To check whether a CBOR value can be converted into a specific Rust
type, standard idioms like `to_i64().is_ok()` or
`let Ok(x) = v.to_i64()` are feasible.
## Strict type conversion — no cross-type coercion
Integer accessors (`to_u32`, `to_i64`, ...) only work on CBOR
integers. Float accessors (`to_f32`, `to_f64`) only work on CBOR
floats. There is no implicit cross-type coercion: `to_i64()` on a
CBOR float `1.0` returns `Err(IncompatibleType)`.
CBOR explicitly distinguishes integers from floats as different major
types with different encodings. Silently coercing between them would
blur that distinction and introduce edge-case ambiguity (what about
`NaN`, `Infinity`, `-0.0`, or `f64::MAX`?).
## Why `Value`, not `Cbor`
The central type is called `Value` rather than `Cbor` because `Value`
is the established Rust convention for "any value in format X"
(`serde_json::Value`, `toml::Value`, `serde_yaml::Value`).
## Separate `array!` and `map!` macros
A combined `cbor!` macro was considered but rejected. The `array!`
and `map!` patterns would be distinguishable by the `=>` separator,
but the empty case is ambiguous (`cbor![]` vs `cbor!{}` because macro
delimiters don't affect pattern matching). Separate macros are also
easier to search for.
## Accessors return `Result`, not `Option`
Accessors report several distinct failure modes (`IncompatibleType`,
`Overflow`, `NegativeUnsigned`, `Precision`). Narrowing accessors such
as `to_u8()` need to separate "wrong CBOR type" from "value does not
fit the target type", which `Option` cannot express. `Result` carries
the specific error so callers can react to each case.

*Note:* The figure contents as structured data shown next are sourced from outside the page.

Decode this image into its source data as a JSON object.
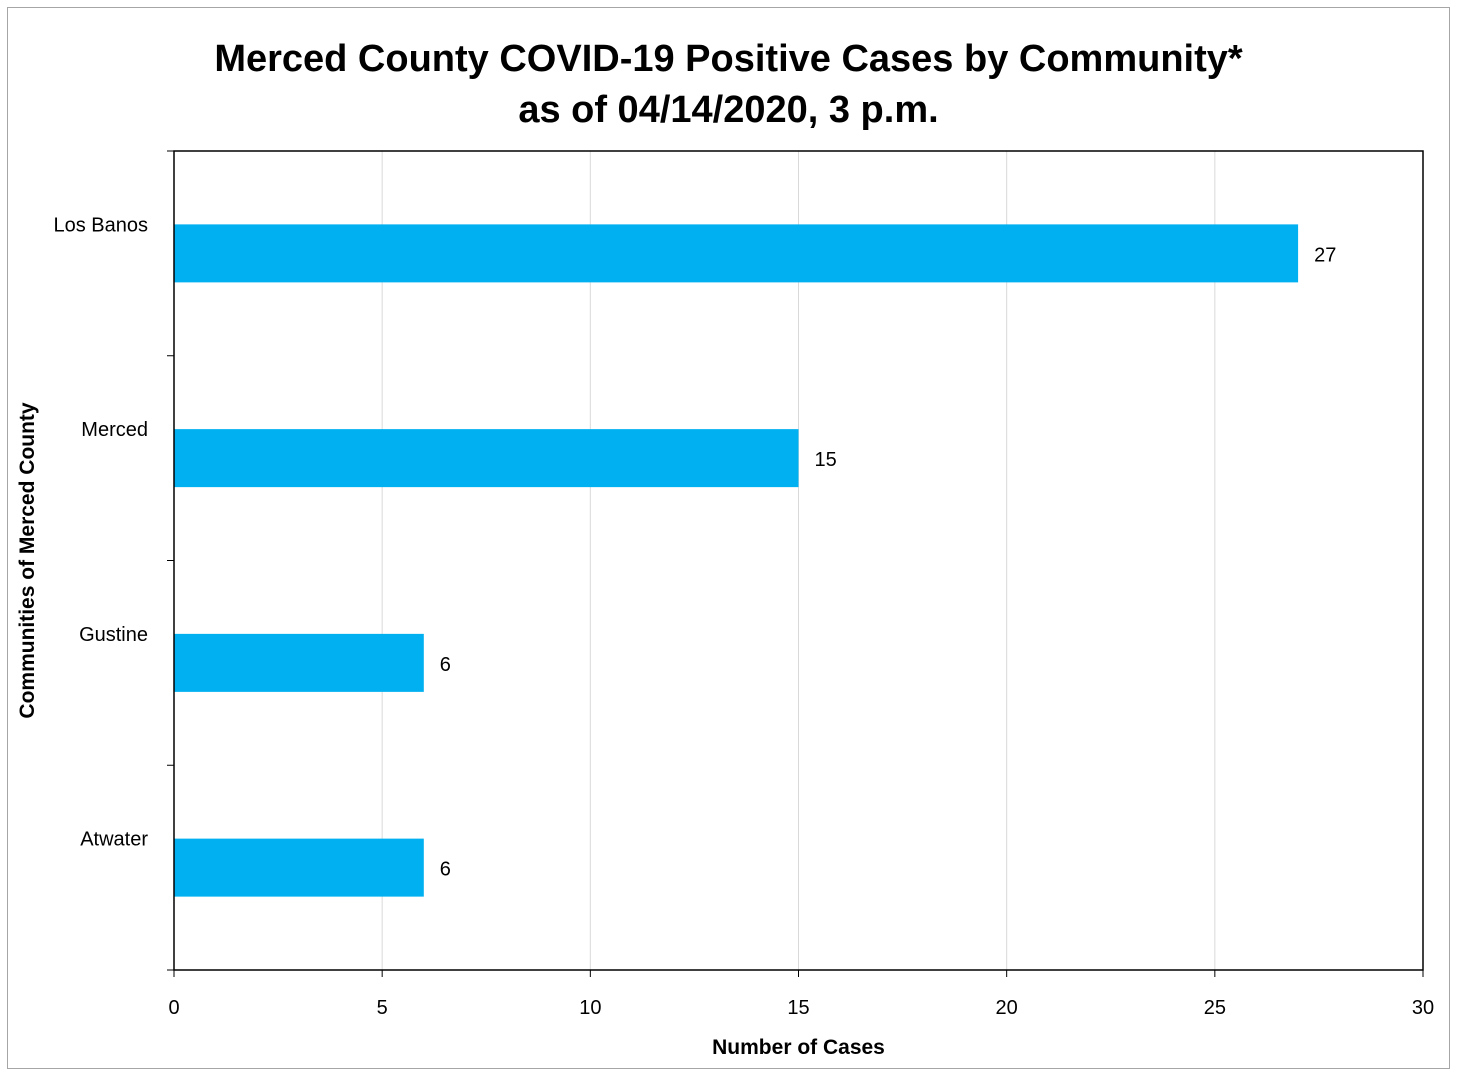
{
  "chart_data": {
    "type": "bar",
    "orientation": "horizontal",
    "title": [
      "Merced County COVID-19 Positive Cases by Community*",
      "as of 04/14/2020, 3 p.m."
    ],
    "xlabel": "Number of Cases",
    "ylabel": "Communities of Merced County",
    "categories": [
      "Los Banos",
      "Merced",
      "Gustine",
      "Atwater"
    ],
    "values": [
      27,
      15,
      6,
      6
    ],
    "data_labels": [
      "27",
      "15",
      "6",
      "6"
    ],
    "xlim": [
      0,
      30
    ],
    "xticks": [
      0,
      5,
      10,
      15,
      20,
      25,
      30
    ],
    "xtick_labels": [
      "0",
      "5",
      "10",
      "15",
      "20",
      "25",
      "30"
    ],
    "grid": "vertical",
    "legend": "none",
    "bar_color": "#00b0f0",
    "gridline_color": "#d9d9d9"
  }
}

## No strict `const fn` goal
Methods are only made `const fn` when it comes at low effort and
without sacrificing code clarity.
## `usize` is assumed to fit in `u64`
Internal paths convert `usize` to `u64` with `try_into().unwrap()`
and will panic on platforms where `usize` exceeds 64 bits. No such
platform is targeted.
## Accessor naming: `to_`, `as_`, `into_`
The naming follows standard Rust conventions (`to_` for checked
conversion, `as_` for borrowing, `into_` for consuming) rather than
the `as_`-for-everything pattern used by other similar crates.
## Separate slice and reader decoder
Decoding from a slice and decoding from an `io::Read` are distinct
entry points (`decode` vs `read_from`) returning distinct error
types (`Error` vs `IoError`). A single `io::Read`-based API would
cover both cases — a slice can be passed as `&mut &[u8]` — but
slice callers would always receive an `IoError` whose `Io` variant
is structurally unreachable.
`Error` is `Copy + Eq + Ord + Hash`; `IoError` wraps `io::Error`
and is none of those. Splitting the API preserves the precise
error type for in-memory input and keeps `?` working in functions
that return `cbor_core::Result`. The implementation shares its
core through the internal reader trait, so the duplication is
confined to thin dispatchers in the public surface.